As you know, the capitan is the one that would leave the ship last in case of emergency, since they have the responsibility for the ship, the crew and the passengers, but what have happened in older times if a capitan left the ship before the passengers?

Of course it was a great shame, but was there also a penalty for it?


----------



## Boatman25 (May 17, 2010)

Only in reputation and honor I would think


----------



## ben27 (Dec 27, 2012)

good day snide.m.today.07:13.re:capitan leaving the ship before crew and passengers. reputation,yes.and going to a quiet place with his favourite pistol and do the honourable thing.at least that is what they do in the movies.regards ben27


----------



## lakercapt (Jul 19, 2005)

When we had lifeboat and fire and it did not turn out as hoped for I assembled the crew so we might discuss where we were going wrong and improve so it worked well.
I also mentioned that I was not one of these guys that would go down with the boat saluting etc.
That being the case we would do it until they were proficient and I would be one of the survivors.


----------



## slick (Mar 31, 2006)

All,
If you go first you didn't panic, the ones that follow did?

Yours aye,

slick


----------



## fred henderson (Jun 13, 2005)

Usually a formal inquiry and loss of masters ticket.


----------



## Duncan112 (Dec 28, 2006)

Oceanos, Costa Concordia both hardly examples of the highest traditions of the sea.
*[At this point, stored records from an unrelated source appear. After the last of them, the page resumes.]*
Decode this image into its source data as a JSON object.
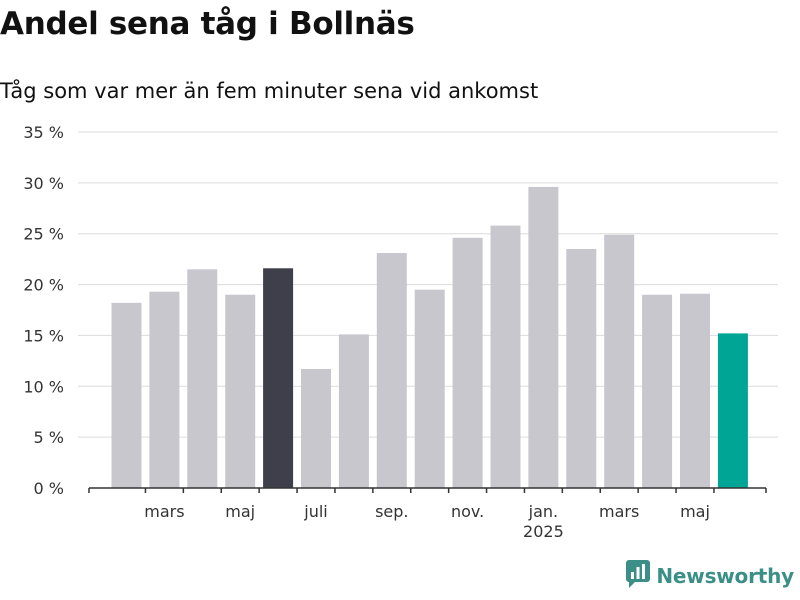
{
  "title": "Andel sena tåg i Bollnäs",
  "subtitle": "Tåg som var mer än fem minuter sena vid ankomst",
  "brand": {
    "name": "Newsworthy",
    "icon": "newsworthy-logo-icon",
    "color": "#3b8f86"
  },
  "chart_data": {
    "type": "bar",
    "categories": [
      "2024-02",
      "2024-03",
      "2024-04",
      "2024-05",
      "2024-06",
      "2024-07",
      "2024-08",
      "2024-09",
      "2024-10",
      "2024-11",
      "2024-12",
      "2025-01",
      "2025-02",
      "2025-03",
      "2025-04",
      "2025-05",
      "2025-06"
    ],
    "values": [
      18.2,
      19.3,
      21.5,
      19.0,
      21.6,
      11.7,
      15.1,
      23.1,
      19.5,
      24.6,
      25.8,
      29.6,
      23.5,
      24.9,
      19.0,
      19.1,
      15.2
    ],
    "colors": [
      "#c8c7ce",
      "#c8c7ce",
      "#c8c7ce",
      "#c8c7ce",
      "#3f3e4b",
      "#c8c7ce",
      "#c8c7ce",
      "#c8c7ce",
      "#c8c7ce",
      "#c8c7ce",
      "#c8c7ce",
      "#c8c7ce",
      "#c8c7ce",
      "#c8c7ce",
      "#c8c7ce",
      "#c8c7ce",
      "#00a596"
    ],
    "highlight_colors": {
      "default": "#c8c7ce",
      "previous_year": "#3f3e4b",
      "latest": "#00a596"
    },
    "ylim": [
      0,
      35
    ],
    "yticks": [
      0,
      5,
      10,
      15,
      20,
      25,
      30,
      35
    ],
    "y_tick_suffix": " %",
    "x_tick_labels": [
      {
        "month": "2024-03",
        "label": "mars"
      },
      {
        "month": "2024-05",
        "label": "maj"
      },
      {
        "month": "2024-07",
        "label": "juli"
      },
      {
        "month": "2024-09",
        "label": "sep."
      },
      {
        "month": "2024-11",
        "label": "nov."
      },
      {
        "month": "2025-01",
        "label": "jan.",
        "sublabel": "2025"
      },
      {
        "month": "2025-03",
        "label": "mars"
      },
      {
        "month": "2025-05",
        "label": "maj"
      }
    ],
    "xlabel": "",
    "ylabel": "",
    "grid": true,
    "legend": "none"
  }
}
Whilst Concordia is still sub judice, any idea what happened to the OM on Oceanos?


----------



## China hand (Sep 11, 2008)

Women and children first...Follow Me!(Ouch)


----------



## Boatman25 (May 17, 2010)

Duncan112 said:


> Oceanos, Costa Concordia both hardly examples of the highest traditions of the sea. Whilst Concordia is still sub judice, any idea what happened to the OM on Oceanos?


He was not fined or punished in any way by the Greek authorities and was given Command of a Ferry owned by the same Line.


----------



## bob nightingale (Mar 18, 2007)

Stand back you cowardly women and children,Officers and Engineers first.

Bob
.&#55357;&#56833;&#55357;&#56833;&#55357;&#56833;


----------



## Boatman25 (May 17, 2010)

Yes, the captain was quoted as saying *"When I order abandon the ship, it doesn't matter what time I leave. Abandon is for everybody. If some people like to stay, they can stay." * I think he was indicating that he and the crew did not hang around


----------